E’ morto nel dolore, nella solitudine. Come una di quelle rockstar del “Club dei 27”, finite a 27 anni. Da Jim Morrison a Kurt Cobain. Per cui la vita quotidiana, con le sue scadenze regolari e senza l’oscillazione sulle montagne russe, risultava inaccettabile. Troppo pesante e dolorosa.

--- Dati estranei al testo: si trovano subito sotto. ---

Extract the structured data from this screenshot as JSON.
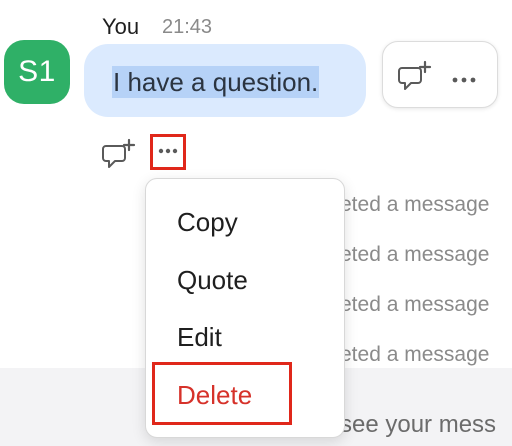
{
  "message": {
    "avatar_initials": "S1",
    "sender": "You",
    "time": "21:43",
    "text": "I have a question."
  },
  "icons": {
    "react": "add-reaction-icon",
    "more": "more-options-icon"
  },
  "system_messages": [
    "eted a message",
    "eted a message",
    "eted a message",
    "eted a message"
  ],
  "bottom_partial_text": "see your mess",
  "context_menu": {
    "items": [
      "Copy",
      "Quote",
      "Edit",
      "Delete"
    ]
  },
  "colors": {
    "avatar_bg": "#2fb067",
    "bubble_bg": "#dbeafe",
    "highlight_box": "#e0271a",
    "delete_text": "#d6322a"
  }
}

Per Diego, anche nell’età matura la gioia era solamente correre dietro a una palla, scagliarla verso l’alto e poi addomesticarla come solo lui obiettivamente ha saputo fare. La sua vita, dopo 15 anni di grandezza inarrivabile sul terreno di gioco, è stata scandita da immagini forti quasi quanto quella successiva al suo decesso e mostrata dal pm al processo. L’arresto per cocaina, 34 anni fa, quando la sua tossicodipendenza è diventata mediatica, le foto con Fidel Castro a Cuba, dove provava a disintossicarsi (e dove rischiò di morire).
Poi, altre istantanee tra ricadute e (varie) resurrezioni, la panchina dell’Argentina ai Mondiali 2010, l’esilio a Dubai, sino alla lunga fase crepuscolare che comprende anche il ritorno in panchina da allenatore nel calcio argentino. E lì, sul campo si intravedevano antichi bagliori del Diez, gli occhi ancora vivi in una camminata ormai incerta e una parlata decadente, condizionata dagli eccessi, dai farmaci e dagli onnipresenti demoni. Sino alla morte, a quell’assurda morte.